A decade and more down the line, none of the above happened.

For years the station did not have a designated vehicle and no dedicated female police officer in charge of the office. Even today after dark, the office is manned largely by male police staff.

“After a few years, there were police inspectors holding additional responsibilities posted here,” Madhuri said, explaining that the original purpose of a women’s police station had been diluted.

Police have long had an acute credibility crisis with women _ with police officials being caught on camera abusing sex workers or compromising criminal investigations involving sexual assault. A newly revamped helpline for women has done little to allay the crisis. Some activists call it the same old wine in a new bottle.

“It’s the same number,” says activist Sabina Martins.

“If a woman calls with a grievance on 1091, she is told to contact the respective police station. What’s the use of such a service, where problems are not addressed but only numbers given?” she asks.

Passing the buck is not a one-off thing.

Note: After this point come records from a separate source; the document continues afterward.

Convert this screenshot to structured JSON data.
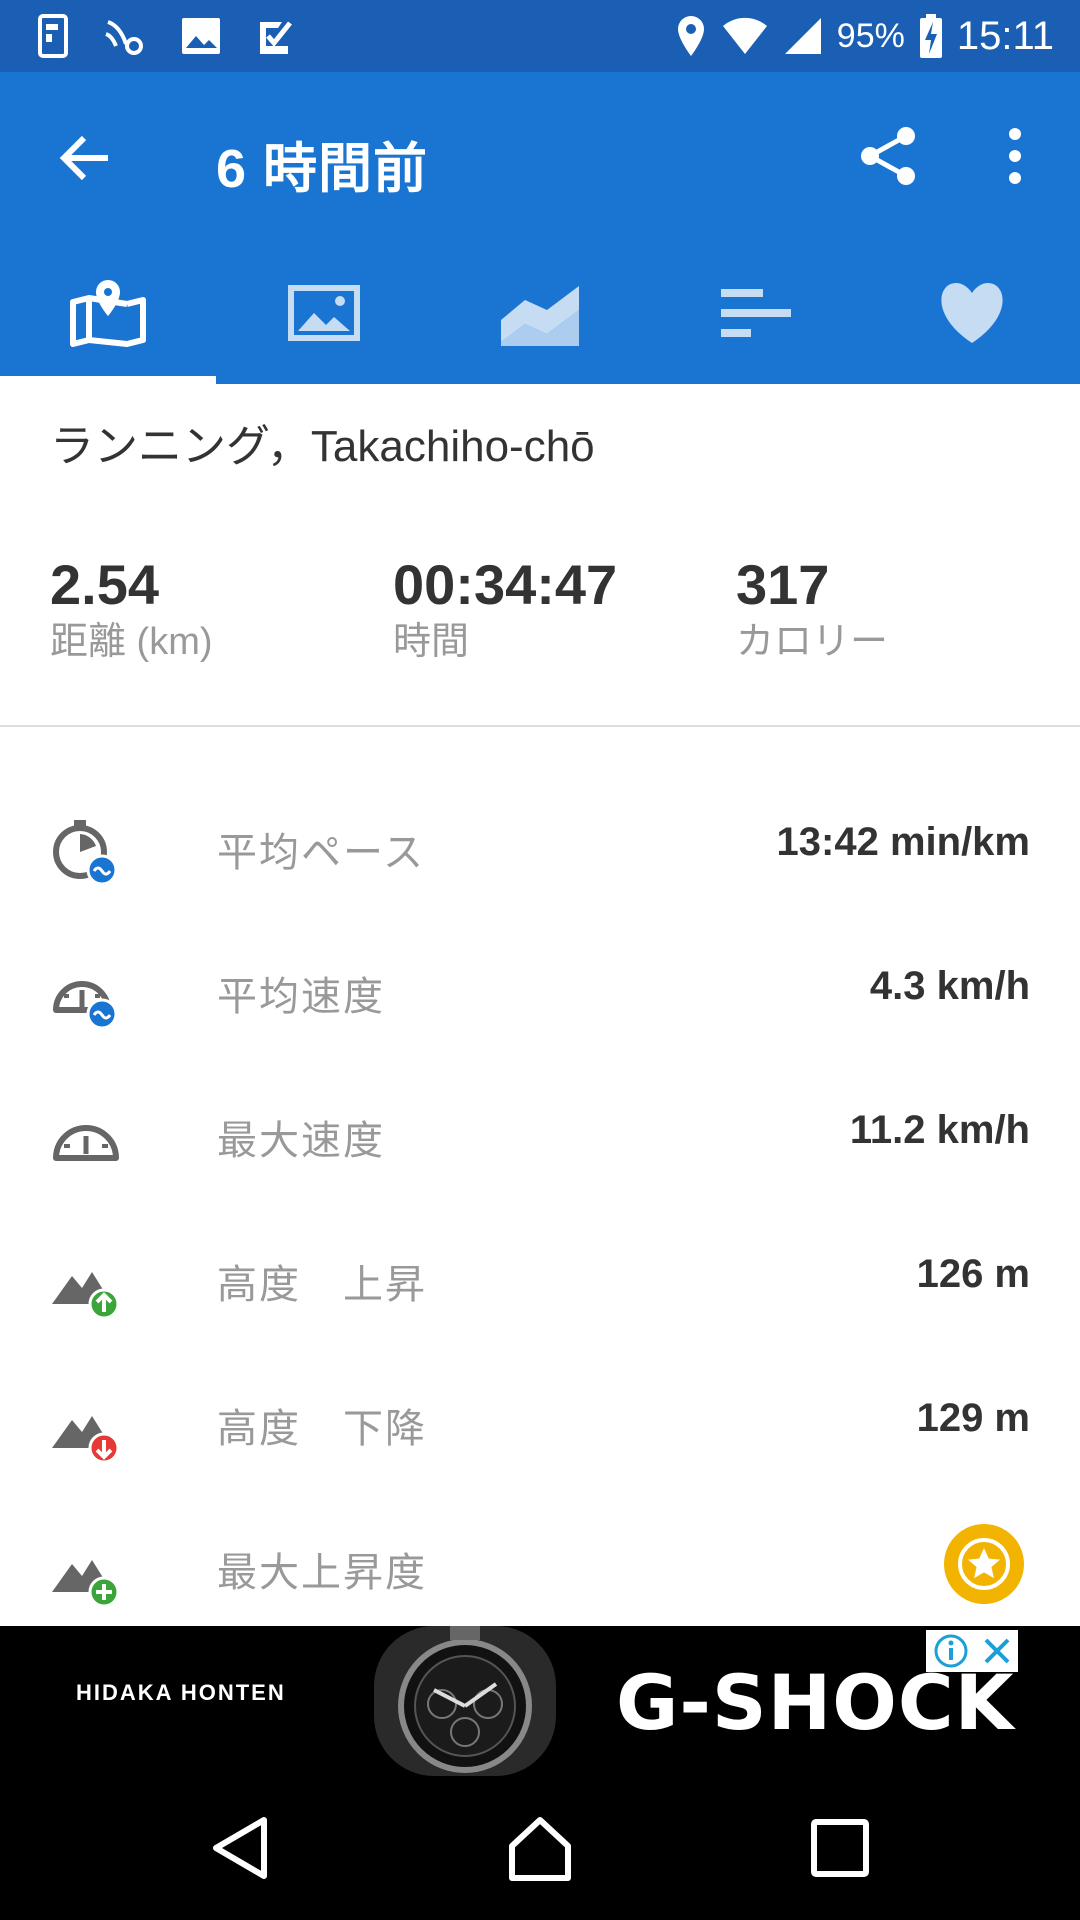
{
  "status_bar": {
    "battery": "95%",
    "time": "15:11"
  },
  "app_bar": {
    "title": "6 時間前"
  },
  "tabs": [
    {
      "icon": "map-pin-icon",
      "active": true
    },
    {
      "icon": "photo-icon",
      "active": false
    },
    {
      "icon": "chart-icon",
      "active": false
    },
    {
      "icon": "bars-icon",
      "active": false
    },
    {
      "icon": "heart-icon",
      "active": false
    }
  ],
  "activity": {
    "title": "ランニング，Takachiho-chō"
  },
  "summary": [
    {
      "value": "2.54",
      "label": "距離 (km)"
    },
    {
      "value": "00:34:47",
      "label": "時間"
    },
    {
      "value": "317",
      "label": "カロリー"
    }
  ],
  "metrics": [
    {
      "icon": "stopwatch-avg-icon",
      "label": "平均ペース",
      "value": "13:42 min/km"
    },
    {
      "icon": "speedometer-avg-icon",
      "label": "平均速度",
      "value": "4.3 km/h"
    },
    {
      "icon": "speedometer-icon",
      "label": "最大速度",
      "value": "11.2 km/h"
    },
    {
      "icon": "mountain-up-icon",
      "label": "高度　上昇",
      "value": "126 m"
    },
    {
      "icon": "mountain-down-icon",
      "label": "高度　下降",
      "value": "129 m"
    },
    {
      "icon": "mountain-plus-icon",
      "label": "最大上昇度",
      "value": ""
    }
  ],
  "ad": {
    "brand": "HIDAKA HONTEN",
    "headline": "G-SHOCK"
  },
  "colors": {
    "primary": "#1a75d2",
    "status_bar": "#1a5fb4",
    "star": "#f2b400",
    "up": "#3aa53a",
    "down": "#e53935",
    "blue_badge": "#1a75d2"
  }
}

According to Madhuri, women’s police station staffers often dodge complainants so that they do not have to register complaints.

“Many cases that come to the women’s police station are almost routinely sent to the Block Development Officer,” she says.

Under India’s Protection of Women from Domestic Violence act, the BDO is the authority designated to probe domestic assaults on women.

Passing the buck to the BDO may not seem like such a big deal, until you understand that police are obliged to register the case first and that the understaffed BDO has also come through with a decidedly underwhelming performance in the area of protecting women.

Aguiar insists that the Goa Police is committed to tackling crimes against women.

“We are even starting another women’s police station for the south district,” he said.

That’s good, says Sabina, but only if the new station does what it’s supposed to do.

“If they were doing their job, then we wouldn’t have had so many cases coming to us,” she says.